Grouped/multi-query heads are stored compactly and expanded to the query head count only inside the attention computation, so the KV-cache keeps its memory advantage during generation.

Feed-forward (MLP)

Two variants, selected by mlp_type:

  • gated (default) — a gated MLP (down(up * act(gate))). With activation: swish this is SwiGLU; gelu/relu give GeGLU/ReGLU. Inner width defaults to round_to_256(8 * n_embd / 3) (Llama sizing).
  • mlp — a vanilla FFN (proj(act(fc(x)))). Inner width defaults to 4 * n_embd (GPT sizing).

intermediate_size overrides the derived inner width in either case.

Output head and weight tying

By default the output projection reuses the token-embedding matrix (tie_word_embeddings: true). Set it to false to allocate a dedicated lm_head (for a faithful Llama-1/2 replica, which does not tie).

Biases

All linear layers are bias-free by default (use_bias: false). Biases can be enabled globally or per projection group via qkv_bias, attn_out_bias, and mlp_bias (e.g. Qwen2-style Q/K/V-only biases).

Attention backends

attention_mode selects how attention is computed. This is a performance/capability trade-off, not an architecture change — see Hardware tuning for the speed implications.

Mode Behavior When to use
causal (default) scaled_dot_product_attention(..., is_causal=True) — no mask tensor, Flash-Attention eligible, fastest. Almost always.
sdpa_mask Materializes an additive mask (causal + per-document + padding). Packed sequences that need strict per-document masking.
flex flex_attention with a compiled block mask. Custom mask patterns; requires PyTorch ≥ 2.5.

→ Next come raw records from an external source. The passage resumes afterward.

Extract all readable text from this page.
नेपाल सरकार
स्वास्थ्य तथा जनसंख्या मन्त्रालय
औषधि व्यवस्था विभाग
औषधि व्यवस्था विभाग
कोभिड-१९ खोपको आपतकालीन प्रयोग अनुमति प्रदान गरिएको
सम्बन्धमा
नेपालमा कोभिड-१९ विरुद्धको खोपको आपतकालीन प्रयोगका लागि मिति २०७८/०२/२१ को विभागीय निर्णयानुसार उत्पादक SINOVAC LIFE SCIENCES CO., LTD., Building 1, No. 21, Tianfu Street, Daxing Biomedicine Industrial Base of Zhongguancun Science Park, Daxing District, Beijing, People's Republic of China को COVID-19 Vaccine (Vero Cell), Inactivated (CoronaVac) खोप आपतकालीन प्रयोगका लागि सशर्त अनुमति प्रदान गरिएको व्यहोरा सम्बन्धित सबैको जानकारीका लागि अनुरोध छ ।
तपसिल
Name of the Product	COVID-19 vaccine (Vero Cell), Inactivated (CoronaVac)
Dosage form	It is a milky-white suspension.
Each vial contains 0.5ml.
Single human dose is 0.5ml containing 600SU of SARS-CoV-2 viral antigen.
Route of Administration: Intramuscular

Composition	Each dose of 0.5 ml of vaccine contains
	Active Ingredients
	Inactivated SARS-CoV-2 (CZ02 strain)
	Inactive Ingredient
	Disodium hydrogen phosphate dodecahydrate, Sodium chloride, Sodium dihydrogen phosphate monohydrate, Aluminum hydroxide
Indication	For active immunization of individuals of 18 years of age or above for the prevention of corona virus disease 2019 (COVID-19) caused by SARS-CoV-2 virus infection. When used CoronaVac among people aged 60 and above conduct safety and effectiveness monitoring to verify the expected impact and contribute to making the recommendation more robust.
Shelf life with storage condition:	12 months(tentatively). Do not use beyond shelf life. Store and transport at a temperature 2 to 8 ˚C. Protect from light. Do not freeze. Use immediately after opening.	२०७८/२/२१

A manual attention path is used as a fallback on devices without SDPA.

When sequences are packed (see Data pipeline), causal relies on the packing scheme; sdpa_mask and flex additionally consume doc_ids to prevent attention across document boundaries.

Initialization

Linear and embedding weights use a normal std=0.02 init. Residual output projections (attention c_proj, MLP c_down) are additionally scaled by 1/sqrt(2 * n_layer) — the GPT-2/GPT-3 residual scaling that keeps activation variance stable in deep stacks.

Memory and inference features

  • Gradient checkpointing — when enabled, each block recomputes its attention and MLP in the backward pass instead of storing activations (trades compute for memory). Automatically disabled during cached generation.
  • KV-cachegenerate caches per-layer keys/values so each new token only attends over the growing cache rather than recomputing the full prefix.

Loss

Causal language-modeling loss (next-token cross-entropy) with label shifting. Positions labeled -100 (padding, post-EOD tokens, and windowing overlaps) are excluded. The loss reduction runs in float32.


Authoritative source: src/gpt_simple/model.py, src/gpt_simple/config.py.